Le contrôle de la voie maritime du Bosphore reste un enjeu géopolitique majeur en raison de sa position stratégique, reliant la mer Noire à la Méditerranée. Conformément à la Convention de Montreux de 1936, la Turquie a le pouvoir de restreindre ou bloquer l’accès en temps de guerre comme cela a été observé dans le contexte du conflit en Ukraine.
Ces zones maritimes constituent des faiblesses majeures pour le commerce international en cas de tensions géopolitiques. La Chine a établi sept bases militaires sur des îles artificielles en mer de Chine.
L’Iran menace de bloquer le détroit d’Ormuz en cas de conflit, tandis que les Houthis du Yémen imposent des rançons aux navires transitant par Bab el-Mandeb. Le canal de Panama, bien qu’il ne soit pas un point d’étranglement aussi vital que les autres, reste crucial pour les échanges entre l’Atlantique et le Pacifique.
La Chine prévoit d’ouvrir un canal au Nicaragua, plus large que celui de Panama, et d’acquérir l’île Blanquilla au Venezuela. Ce pays s’est découvert des ambitions territoriales en Guyane depuis que des réserves de pétrole importantes y ont été découvertes.

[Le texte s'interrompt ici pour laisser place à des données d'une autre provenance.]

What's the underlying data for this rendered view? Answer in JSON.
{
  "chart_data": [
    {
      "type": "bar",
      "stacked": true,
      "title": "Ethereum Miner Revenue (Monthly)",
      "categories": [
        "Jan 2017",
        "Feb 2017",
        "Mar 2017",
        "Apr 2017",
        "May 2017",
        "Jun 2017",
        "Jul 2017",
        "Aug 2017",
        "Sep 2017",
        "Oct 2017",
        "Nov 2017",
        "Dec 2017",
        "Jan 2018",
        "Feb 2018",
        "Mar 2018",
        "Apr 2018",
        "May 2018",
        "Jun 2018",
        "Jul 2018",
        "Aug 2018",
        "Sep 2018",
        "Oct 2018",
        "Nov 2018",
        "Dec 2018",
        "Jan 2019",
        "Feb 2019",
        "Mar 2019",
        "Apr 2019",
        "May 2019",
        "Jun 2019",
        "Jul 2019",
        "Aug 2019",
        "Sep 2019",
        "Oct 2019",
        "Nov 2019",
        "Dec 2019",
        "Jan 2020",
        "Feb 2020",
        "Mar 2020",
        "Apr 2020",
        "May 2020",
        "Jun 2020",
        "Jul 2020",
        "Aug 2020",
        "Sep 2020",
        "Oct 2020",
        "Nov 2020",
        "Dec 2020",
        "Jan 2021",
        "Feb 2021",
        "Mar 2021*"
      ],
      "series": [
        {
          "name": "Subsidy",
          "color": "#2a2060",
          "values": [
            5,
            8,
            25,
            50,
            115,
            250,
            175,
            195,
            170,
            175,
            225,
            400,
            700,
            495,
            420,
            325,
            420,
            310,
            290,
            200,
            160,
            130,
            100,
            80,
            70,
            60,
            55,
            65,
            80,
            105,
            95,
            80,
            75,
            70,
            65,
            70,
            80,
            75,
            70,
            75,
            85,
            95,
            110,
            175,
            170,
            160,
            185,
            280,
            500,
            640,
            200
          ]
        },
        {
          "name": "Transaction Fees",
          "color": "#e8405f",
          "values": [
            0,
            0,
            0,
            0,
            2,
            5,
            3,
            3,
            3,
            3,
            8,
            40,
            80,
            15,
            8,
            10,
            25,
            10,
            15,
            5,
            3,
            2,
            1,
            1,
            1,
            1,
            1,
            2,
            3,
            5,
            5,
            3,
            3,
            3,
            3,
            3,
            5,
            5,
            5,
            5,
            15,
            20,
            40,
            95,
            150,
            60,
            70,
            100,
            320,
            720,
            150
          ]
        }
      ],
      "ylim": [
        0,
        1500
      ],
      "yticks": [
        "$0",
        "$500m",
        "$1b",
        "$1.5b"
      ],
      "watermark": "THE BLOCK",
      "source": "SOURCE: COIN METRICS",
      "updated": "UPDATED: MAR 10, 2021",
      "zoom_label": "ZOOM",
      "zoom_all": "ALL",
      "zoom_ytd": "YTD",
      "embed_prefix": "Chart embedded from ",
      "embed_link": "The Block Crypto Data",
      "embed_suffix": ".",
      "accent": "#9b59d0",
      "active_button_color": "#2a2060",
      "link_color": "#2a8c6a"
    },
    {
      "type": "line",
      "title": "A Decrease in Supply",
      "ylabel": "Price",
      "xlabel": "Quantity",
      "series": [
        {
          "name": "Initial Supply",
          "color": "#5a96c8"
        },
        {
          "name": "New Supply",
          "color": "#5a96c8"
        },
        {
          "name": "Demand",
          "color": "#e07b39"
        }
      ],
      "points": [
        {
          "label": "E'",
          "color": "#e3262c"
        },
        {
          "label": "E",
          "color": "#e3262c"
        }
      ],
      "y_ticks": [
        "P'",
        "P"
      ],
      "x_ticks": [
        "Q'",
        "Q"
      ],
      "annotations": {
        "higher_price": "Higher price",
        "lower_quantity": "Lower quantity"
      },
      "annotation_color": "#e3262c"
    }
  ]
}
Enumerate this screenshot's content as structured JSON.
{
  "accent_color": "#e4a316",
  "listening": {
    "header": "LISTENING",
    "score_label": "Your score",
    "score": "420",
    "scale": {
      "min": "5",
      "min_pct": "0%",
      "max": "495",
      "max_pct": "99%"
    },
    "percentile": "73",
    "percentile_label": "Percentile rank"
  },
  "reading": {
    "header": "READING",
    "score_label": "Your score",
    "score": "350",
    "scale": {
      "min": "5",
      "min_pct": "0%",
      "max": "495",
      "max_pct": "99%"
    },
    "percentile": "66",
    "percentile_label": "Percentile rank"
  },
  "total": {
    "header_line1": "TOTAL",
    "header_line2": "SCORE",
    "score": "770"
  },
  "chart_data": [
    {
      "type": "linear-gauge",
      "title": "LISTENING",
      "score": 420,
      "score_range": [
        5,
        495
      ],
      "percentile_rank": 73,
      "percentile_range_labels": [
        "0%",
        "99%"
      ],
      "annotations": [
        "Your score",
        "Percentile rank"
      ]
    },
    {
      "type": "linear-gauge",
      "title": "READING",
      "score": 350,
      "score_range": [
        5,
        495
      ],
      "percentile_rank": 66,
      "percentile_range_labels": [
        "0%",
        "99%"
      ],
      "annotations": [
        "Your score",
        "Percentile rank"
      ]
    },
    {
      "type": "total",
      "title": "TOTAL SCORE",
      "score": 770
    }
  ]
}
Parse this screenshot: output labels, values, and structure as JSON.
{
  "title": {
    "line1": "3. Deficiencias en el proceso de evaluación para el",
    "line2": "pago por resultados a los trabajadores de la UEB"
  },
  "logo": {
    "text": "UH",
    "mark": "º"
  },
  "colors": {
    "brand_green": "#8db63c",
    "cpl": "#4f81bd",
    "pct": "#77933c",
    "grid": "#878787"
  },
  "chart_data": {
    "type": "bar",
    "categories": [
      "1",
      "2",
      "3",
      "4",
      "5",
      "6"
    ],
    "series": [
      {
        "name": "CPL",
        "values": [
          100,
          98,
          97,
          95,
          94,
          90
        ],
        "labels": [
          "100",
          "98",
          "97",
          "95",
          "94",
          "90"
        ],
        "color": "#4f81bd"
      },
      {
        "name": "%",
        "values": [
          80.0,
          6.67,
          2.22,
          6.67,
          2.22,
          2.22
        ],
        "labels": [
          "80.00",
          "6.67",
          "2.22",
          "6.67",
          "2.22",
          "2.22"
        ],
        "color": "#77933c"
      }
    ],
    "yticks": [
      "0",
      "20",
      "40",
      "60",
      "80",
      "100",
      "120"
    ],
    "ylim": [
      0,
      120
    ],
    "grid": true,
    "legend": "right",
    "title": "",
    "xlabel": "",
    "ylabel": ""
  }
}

Par ailleurs, plusieurs incidents suspects se sont produits en mer Baltique : l’explosion du gazoduc Nord Stream 2 reliant la Russie à l’Allemagne en septembre 2022, des dommages sur des câbles de télécommunications entre la Finlande et l’Allemagne, ainsi qu’entre la Suède et la Lituanie en novembre 2024, et enfin une perturbation de l’interconnexion électrique entre l’Estonie et la Finlande en décembre 2024.
La concurrence pour le contrôle des voies maritimes et des points d’étranglement demeure un enjeu majeur du commerce mondial et de la stabilité internationale.
L’importance stratégique des détroits est cruciale, compte tenu des déclarations du président chinois Xi Jinping promettant d’intégrer Taiwan avant 2030 et celle de l’amiral Lisa Franchetti, cheffe de la US Navy, se préparant à un conflit avec la Chine dès 2027.